Guardacadenas, las piezas más codiciadas por los coleccionistas

B. O. SAN SEBASTIÁN

La colección de bicicletas de Aitor Alonso es el eje de la exposición que se inaugurará hoy en el Museo Armero de Eibar. Se trata de una recopilación que llegó a sumar un centenar de piezas. «Hasta donde yo conozco era la más completa del Estado», dice el propio aficionado vizcaíno, que reivindica el papel que desempeñaron las bicicletas en los años posteriores a la Guerra Civil. «Era el único medio de transporte individual que existía para la mayor parte de la población porque los coches solo estaban al alcance de unos elegidos. Mi colección -añade- ha sido una forma de rendir homenaje a nuestros abuelos, que no tenían otro sistema de transporte para buscarse la vida».

Alonso recuerda que algunas de sus bicicletas han removido las aguas de la memoria de más de un antiguo usuario. «Cuando las exhibía en Burgos me encontré a un señor mayor que me contó que solía ir con su hermano con una bici como la que yo tenía expuesta a vender corderos por los pueblos. Se las apañaban para sujetar unos cuantos animales al cuadro y se ganaban la vida de esa manera.
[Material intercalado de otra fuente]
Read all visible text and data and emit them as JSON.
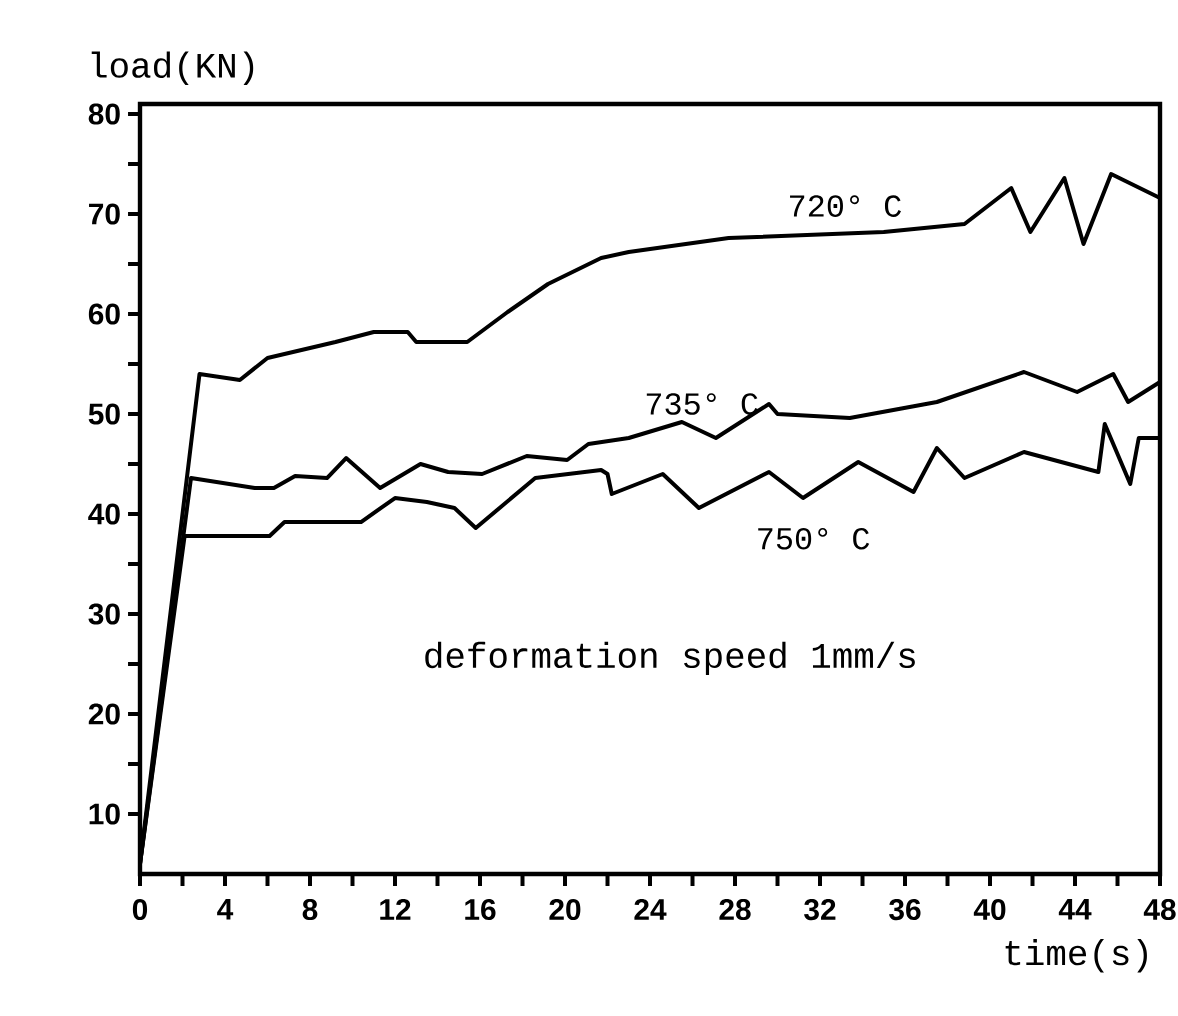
{
  "chart_data": {
    "type": "line",
    "xlabel": "time(s)",
    "ylabel": "load(KN)",
    "xlim": [
      0,
      48
    ],
    "ylim": [
      4,
      81
    ],
    "xticks": [
      0,
      {
        "value": 2,
        "label": null
      },
      4,
      {
        "value": 6,
        "label": null
      },
      8,
      {
        "value": 10,
        "label": null
      },
      12,
      {
        "value": 14,
        "label": null
      },
      16,
      {
        "value": 18,
        "label": null
      },
      20,
      {
        "value": 22,
        "label": null
      },
      24,
      {
        "value": 26,
        "label": null
      },
      28,
      {
        "value": 30,
        "label": null
      },
      32,
      {
        "value": 34,
        "label": null
      },
      36,
      {
        "value": 38,
        "label": null
      },
      40,
      {
        "value": 42,
        "label": null
      },
      44,
      {
        "value": 46,
        "label": null
      },
      48
    ],
    "yticks": [
      10,
      {
        "value": 15,
        "label": null
      },
      20,
      {
        "value": 25,
        "label": null
      },
      30,
      {
        "value": 35,
        "label": null
      },
      40,
      {
        "value": 45,
        "label": null
      },
      50,
      {
        "value": 55,
        "label": null
      },
      60,
      {
        "value": 65,
        "label": null
      },
      70,
      {
        "value": 75,
        "label": null
      },
      80
    ],
    "marker": "none",
    "line_style": "solid",
    "series": [
      {
        "name": "720° C",
        "color": "#000000",
        "x": [
          0,
          2.8,
          4.7,
          6,
          9.2,
          11,
          12.6,
          13,
          15.4,
          17.3,
          19.2,
          21.7,
          23,
          27.7,
          35,
          38.8,
          41,
          41.9,
          43.5,
          44.4,
          45.7,
          48
        ],
        "values": [
          5,
          54,
          53.4,
          55.6,
          57.2,
          58.2,
          58.2,
          57.2,
          57.2,
          60.2,
          63,
          65.6,
          66.2,
          67.6,
          68.2,
          69,
          72.6,
          68.2,
          73.6,
          67,
          74,
          71.6
        ]
      },
      {
        "name": "735° C",
        "color": "#000000",
        "x": [
          0,
          2.4,
          5.4,
          6.3,
          7.3,
          8.8,
          9.7,
          11.3,
          13.2,
          14.5,
          16.1,
          18.2,
          20.1,
          21.1,
          23,
          25.5,
          27.1,
          29.6,
          30,
          33.4,
          37.5,
          41.6,
          44.1,
          45.8,
          46.5,
          48
        ],
        "values": [
          5,
          43.6,
          42.6,
          42.6,
          43.8,
          43.6,
          45.6,
          42.6,
          45,
          44.2,
          44,
          45.8,
          45.4,
          47,
          47.6,
          49.2,
          47.6,
          51,
          50,
          49.6,
          51.2,
          54.2,
          52.2,
          54,
          51.2,
          53.2
        ]
      },
      {
        "name": "750° C",
        "color": "#000000",
        "x": [
          0,
          2.1,
          6.1,
          6.8,
          10.4,
          12,
          13.5,
          14.8,
          15.8,
          18.6,
          21.7,
          22,
          22.2,
          24.6,
          26.3,
          29.6,
          31.2,
          33.8,
          36.4,
          37.5,
          38.8,
          41.6,
          45.1,
          45.4,
          46.6,
          47,
          48
        ],
        "values": [
          5,
          37.8,
          37.8,
          39.2,
          39.2,
          41.6,
          41.2,
          40.6,
          38.6,
          43.6,
          44.4,
          44,
          42,
          44,
          40.6,
          44.2,
          41.6,
          45.2,
          42.2,
          46.6,
          43.6,
          46.2,
          44.2,
          49,
          43,
          47.6,
          47.6
        ]
      }
    ],
    "annotations": [
      "deformation speed 1mm/s"
    ]
  }
}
Otros hacían lo mismo llevando pescado en las cajas que se montaban en la parrilla de las bicis».

Partidario de conservar las bicicletas que iba recopilando en su estado original, cuenta que una de las piezas más codiciadas entre los coleccionistas es el guardacadenas. «Como todo el mundo terminaba quitándoselos para solucionar el problema cuando se salía la cadena, al final la mayor parte de las bicis se quedaban sin ellos».